Since newly mined gold makes up a large percentage of the 4400 tonnes of annual world gold supply, any significant reduction in this supply would need to be met with supply from other sources. The buyers who ordinarily find the 2700 tonnes a year of mine supply to meet their demand will have to make due with 2500, 2200, or 2000, and so forth. This differential will have to be made from existing holders of gold, who care much more about prices than the miners, and as gold drops they will be less willing to sell at a loss or marginal profit. So this supply would be unavailable to the market at low spot prices (unlike newly-mined gold, which is sold regardless of spot) as these sellers wait for higher prices -- which ultimately would significantly constrict supply.
To put this into perspective, if mined gold supply drops 10% because struggling miners cut back production, that would be around 250 tonnes (8 million ounces) of gold supply that would be removed from the market. This is equivalent to 25% of the GLD gold trust or all of the gold held by COMEX -- a large amount of supply that would have to be found from existing holders of gold. If current gold owners hold back their gold from the market and do not make up for this shortage of supply, then what we will have is deficit in the gold market and the pressure will build for higher prices.
Opportunity for Investors
Investors make the most money when they find paradigms that are incorrect and they invest directly against them. It is not easy, it takes a lot of patience, and it requires people to be able to stand up against conventional understanding and hold tight as their positions are questioned and ridiculed by the mainstream. But if investors are correct, then the rewards can be tremendous.
This misunderstanding of the importance of mined gold supply allows investors a huge opportunity to get ahead of an upcoming supply crunch in gold. The gold supply situation is getting worse and our calculations of the true all-in costs for gold in 2012 show very thin margins for the miners at current prices, even as costs continue to rise. This is also affirmed by a speech given by the CEO of Barrick Gold (NYSE:ABX), who talked about future supply crunches in gold at a time when gold was trading over $1700 per ounce -- the current price will only exacerbate that.

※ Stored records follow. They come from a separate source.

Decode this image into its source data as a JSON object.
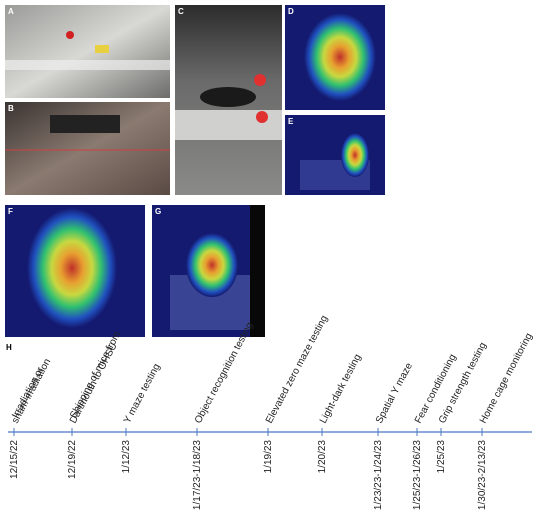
{
  "panels": [
    "A",
    "B",
    "C",
    "D",
    "E",
    "F",
    "G",
    "H"
  ],
  "events": [
    {
      "date": "12/15/22",
      "label": [
        "Irradiation or",
        "sham-irradiation"
      ]
    },
    {
      "date": "12/19/22",
      "label": [
        "Shipping of mice from",
        "Dartmouth to OHSU"
      ]
    },
    {
      "date": "1/12/23",
      "label": [
        "Y maze testing"
      ]
    },
    {
      "date": "1/17/23-1/18/23",
      "label": [
        "Object recognition testing"
      ]
    },
    {
      "date": "1/19/23",
      "label": [
        "Elevated  zero maze testing"
      ]
    },
    {
      "date": "1/20/23",
      "label": [
        "Light-dark testing"
      ]
    },
    {
      "date": "1/23/23-1/24/23",
      "label": [
        "Spatial Y maze"
      ]
    },
    {
      "date": "1/25/23-1/26/23",
      "label": [
        "Fear conditioning"
      ]
    },
    {
      "date": "1/25/23",
      "label": [
        "Grip strength testing"
      ]
    },
    {
      "date": "1/30/23-2/13/23",
      "label": [
        "Home cage monitoring"
      ]
    }
  ]
}
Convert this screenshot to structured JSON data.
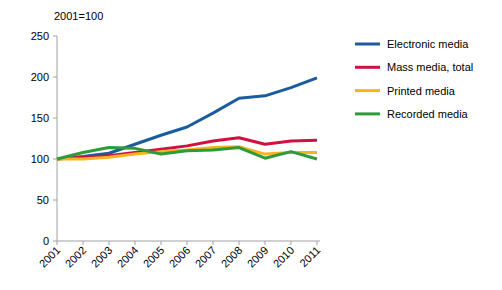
{
  "chart_data": {
    "type": "line",
    "y_label": "2001=100",
    "categories": [
      "2001",
      "2002",
      "2003",
      "2004",
      "2005",
      "2006",
      "2007",
      "2008",
      "2009",
      "2010",
      "2011"
    ],
    "series": [
      {
        "name": "Electronic media",
        "color": "#1a5c9e",
        "values": [
          100,
          103,
          107,
          118,
          129,
          139,
          156,
          174,
          177,
          187,
          199
        ]
      },
      {
        "name": "Mass media, total",
        "color": "#cf1040",
        "values": [
          100,
          102,
          104,
          108,
          112,
          116,
          122,
          126,
          118,
          122,
          123
        ]
      },
      {
        "name": "Printed media",
        "color": "#f7b41e",
        "values": [
          100,
          100,
          102,
          106,
          109,
          111,
          114,
          115,
          106,
          108,
          108
        ]
      },
      {
        "name": "Recorded media",
        "color": "#2e9b3b",
        "values": [
          100,
          108,
          114,
          113,
          106,
          110,
          111,
          114,
          101,
          109,
          100
        ]
      }
    ],
    "ylim": [
      0,
      250
    ],
    "yticks": [
      0,
      50,
      100,
      150,
      200,
      250
    ],
    "grid": false,
    "legend": "right"
  }
}
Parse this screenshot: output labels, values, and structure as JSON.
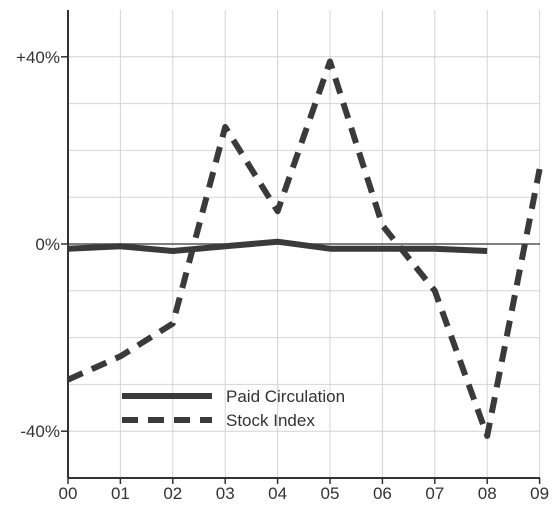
{
  "chart_data": {
    "type": "line",
    "x": [
      "00",
      "01",
      "02",
      "03",
      "04",
      "05",
      "06",
      "07",
      "08",
      "09"
    ],
    "y_ticks": [
      {
        "value": 40,
        "label": "+40%"
      },
      {
        "value": 0,
        "label": "0%"
      },
      {
        "value": -40,
        "label": "-40%"
      }
    ],
    "ylim": [
      -50,
      50
    ],
    "grid": true,
    "legend_position": "lower-left",
    "series": [
      {
        "name": "Paid Circulation",
        "style": "solid",
        "color": "#3a3a3a",
        "points": [
          [
            0,
            -1
          ],
          [
            1,
            -0.5
          ],
          [
            2,
            -1.5
          ],
          [
            3,
            -0.5
          ],
          [
            4,
            0.5
          ],
          [
            5,
            -1
          ],
          [
            6,
            -1
          ],
          [
            7,
            -1
          ],
          [
            8,
            -1.5
          ]
        ]
      },
      {
        "name": "Stock Index",
        "style": "dashed",
        "color": "#3a3a3a",
        "points": [
          [
            0,
            -29
          ],
          [
            1,
            -24
          ],
          [
            2,
            -17
          ],
          [
            3,
            25
          ],
          [
            4,
            7
          ],
          [
            5,
            39
          ],
          [
            6,
            4
          ],
          [
            7,
            -10
          ],
          [
            8,
            -41
          ],
          [
            9,
            16
          ]
        ]
      }
    ]
  }
}
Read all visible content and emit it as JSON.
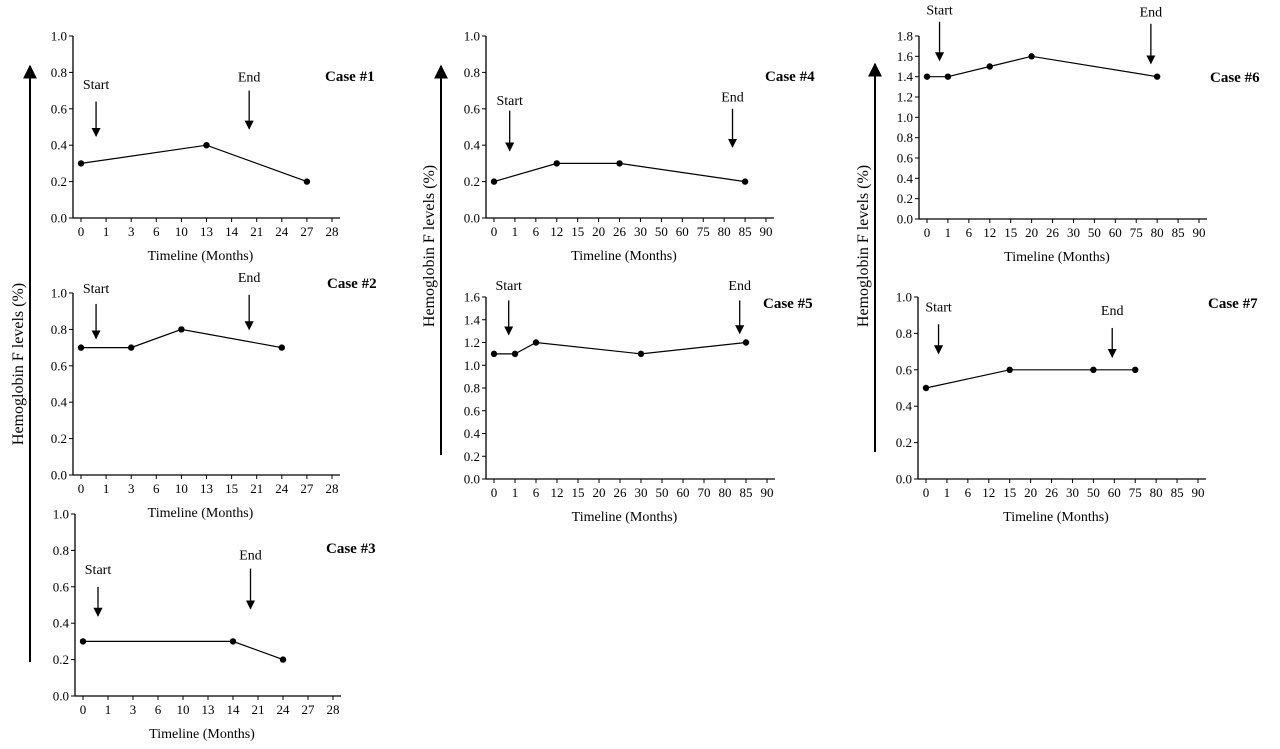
{
  "figure": {
    "ylabels": [
      "Hemoglobin F levels (%)",
      "Hemoglobin F levels (%)",
      "Hemoglobin F levels (%)"
    ]
  },
  "chart_data": [
    {
      "type": "line",
      "title": "Case #1",
      "xlabel": "Timeline (Months)",
      "ylabel": "",
      "categories": [
        "0",
        "1",
        "3",
        "6",
        "10",
        "13",
        "14",
        "21",
        "24",
        "27",
        "28"
      ],
      "yticks": [
        "0.0",
        "0.2",
        "0.4",
        "0.6",
        "0.8",
        "1.0"
      ],
      "ylim": [
        0,
        1.0
      ],
      "points": [
        {
          "x": "0",
          "y": 0.3
        },
        {
          "x": "13",
          "y": 0.4
        },
        {
          "x": "27",
          "y": 0.2
        }
      ],
      "annotations": [
        {
          "text": "Start",
          "x": 0.6,
          "label_y": 0.71,
          "arrow_from": 0.64,
          "arrow_to": 0.45
        },
        {
          "text": "End",
          "x": 6.7,
          "label_y": 0.75,
          "arrow_from": 0.7,
          "arrow_to": 0.49
        }
      ]
    },
    {
      "type": "line",
      "title": "Case #2",
      "xlabel": "Timeline (Months)",
      "ylabel": "",
      "categories": [
        "0",
        "1",
        "3",
        "6",
        "10",
        "13",
        "15",
        "21",
        "24",
        "27",
        "28"
      ],
      "yticks": [
        "0.0",
        "0.2",
        "0.4",
        "0.6",
        "0.8",
        "1.0"
      ],
      "ylim": [
        0,
        1.0
      ],
      "points": [
        {
          "x": "0",
          "y": 0.7
        },
        {
          "x": "3",
          "y": 0.7
        },
        {
          "x": "10",
          "y": 0.8
        },
        {
          "x": "24",
          "y": 0.7
        }
      ],
      "annotations": [
        {
          "text": "Start",
          "x": 0.6,
          "label_y": 1.0,
          "arrow_from": 0.94,
          "arrow_to": 0.75
        },
        {
          "text": "End",
          "x": 6.7,
          "label_y": 1.06,
          "arrow_from": 0.99,
          "arrow_to": 0.8
        }
      ]
    },
    {
      "type": "line",
      "title": "Case #3",
      "xlabel": "Timeline (Months)",
      "ylabel": "",
      "categories": [
        "0",
        "1",
        "3",
        "6",
        "10",
        "13",
        "14",
        "21",
        "24",
        "27",
        "28"
      ],
      "yticks": [
        "0.0",
        "0.2",
        "0.4",
        "0.6",
        "0.8",
        "1.0"
      ],
      "ylim": [
        0,
        1.0
      ],
      "points": [
        {
          "x": "0",
          "y": 0.3
        },
        {
          "x": "14",
          "y": 0.3
        },
        {
          "x": "24",
          "y": 0.2
        }
      ],
      "annotations": [
        {
          "text": "Start",
          "x": 0.6,
          "label_y": 0.67,
          "arrow_from": 0.6,
          "arrow_to": 0.44
        },
        {
          "text": "End",
          "x": 6.7,
          "label_y": 0.75,
          "arrow_from": 0.7,
          "arrow_to": 0.48
        }
      ]
    },
    {
      "type": "line",
      "title": "Case #4",
      "xlabel": "Timeline (Months)",
      "ylabel": "",
      "categories": [
        "0",
        "1",
        "6",
        "12",
        "15",
        "20",
        "26",
        "30",
        "50",
        "60",
        "75",
        "80",
        "85",
        "90"
      ],
      "yticks": [
        "0.0",
        "0.2",
        "0.4",
        "0.6",
        "0.8",
        "1.0"
      ],
      "ylim": [
        0,
        1.0
      ],
      "points": [
        {
          "x": "0",
          "y": 0.2
        },
        {
          "x": "12",
          "y": 0.3
        },
        {
          "x": "26",
          "y": 0.3
        },
        {
          "x": "85",
          "y": 0.2
        }
      ],
      "annotations": [
        {
          "text": "Start",
          "x": 0.75,
          "label_y": 0.62,
          "arrow_from": 0.59,
          "arrow_to": 0.37
        },
        {
          "text": "End",
          "x": 11.4,
          "label_y": 0.64,
          "arrow_from": 0.6,
          "arrow_to": 0.39
        }
      ]
    },
    {
      "type": "line",
      "title": "Case #5",
      "xlabel": "Timeline (Months)",
      "ylabel": "",
      "categories": [
        "0",
        "1",
        "6",
        "12",
        "15",
        "20",
        "26",
        "30",
        "50",
        "60",
        "70",
        "80",
        "85",
        "90"
      ],
      "yticks": [
        "0.0",
        "0.2",
        "0.4",
        "0.6",
        "0.8",
        "1.0",
        "1.2",
        "1.4",
        "1.6"
      ],
      "ylim": [
        0,
        1.6
      ],
      "points": [
        {
          "x": "0",
          "y": 1.1
        },
        {
          "x": "1",
          "y": 1.1
        },
        {
          "x": "6",
          "y": 1.2
        },
        {
          "x": "30",
          "y": 1.1
        },
        {
          "x": "85",
          "y": 1.2
        }
      ],
      "annotations": [
        {
          "text": "Start",
          "x": 0.7,
          "label_y": 1.66,
          "arrow_from": 1.57,
          "arrow_to": 1.27
        },
        {
          "text": "End",
          "x": 11.7,
          "label_y": 1.66,
          "arrow_from": 1.57,
          "arrow_to": 1.28
        }
      ]
    },
    {
      "type": "line",
      "title": "Case #6",
      "xlabel": "Timeline (Months)",
      "ylabel": "",
      "categories": [
        "0",
        "1",
        "6",
        "12",
        "15",
        "20",
        "26",
        "30",
        "50",
        "60",
        "75",
        "80",
        "85",
        "90"
      ],
      "yticks": [
        "0.0",
        "0.2",
        "0.4",
        "0.6",
        "0.8",
        "1.0",
        "1.2",
        "1.4",
        "1.6",
        "1.8"
      ],
      "ylim": [
        0,
        1.8
      ],
      "points": [
        {
          "x": "0",
          "y": 1.4
        },
        {
          "x": "1",
          "y": 1.4
        },
        {
          "x": "12",
          "y": 1.5
        },
        {
          "x": "20",
          "y": 1.6
        },
        {
          "x": "80",
          "y": 1.4
        }
      ],
      "annotations": [
        {
          "text": "Start",
          "x": 0.6,
          "label_y": 2.01,
          "arrow_from": 1.94,
          "arrow_to": 1.56
        },
        {
          "text": "End",
          "x": 10.7,
          "label_y": 1.99,
          "arrow_from": 1.92,
          "arrow_to": 1.53
        }
      ]
    },
    {
      "type": "line",
      "title": "Case #7",
      "xlabel": "Timeline (Months)",
      "ylabel": "",
      "categories": [
        "0",
        "1",
        "6",
        "12",
        "15",
        "20",
        "26",
        "30",
        "50",
        "60",
        "75",
        "80",
        "85",
        "90"
      ],
      "yticks": [
        "0.0",
        "0.2",
        "0.4",
        "0.6",
        "0.8",
        "1.0"
      ],
      "ylim": [
        0,
        1.0
      ],
      "points": [
        {
          "x": "0",
          "y": 0.5
        },
        {
          "x": "15",
          "y": 0.6
        },
        {
          "x": "50",
          "y": 0.6
        },
        {
          "x": "75",
          "y": 0.6
        }
      ],
      "annotations": [
        {
          "text": "Start",
          "x": 0.6,
          "label_y": 0.92,
          "arrow_from": 0.85,
          "arrow_to": 0.69
        },
        {
          "text": "End",
          "x": 8.9,
          "label_y": 0.9,
          "arrow_from": 0.83,
          "arrow_to": 0.67
        }
      ]
    }
  ]
}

Investors with the courage and patience to go against the paradigm can take advantage of this situation by buying GLD, PHYS, CEF, and most importantly physical gold, while they wait and watch the gold miners struggle to control costs. Cutting costs will lead to drops in production (which we are already seeing), and if the gold price stays low long enough, a future structural deficit in gold that will force much higher prices in gold.
When the markets start to understand that future gold supply will be significantly curtailed, sentiment will change -- and it may change very fast. This is all assumes that all goes well with the extraordinary measures taken by policy makers, if it does not then gold demand may increase significantly even as production drops -- which may cause a rise in the gold price that may surprise everyone.
The opportunity is here, and now it is time for investors to grab the gold bull by the horns and hold on tight, because we believe it will be a terrific ride.
Disclosure: I am long SGOL, PHYS, SIVR, PSLV. I wrote this article myself, and it expresses my own opinions. I am not receiving compensation for it (other than from Seeking Alpha). I have no business relationship with any company whose stock is mentioned in this article.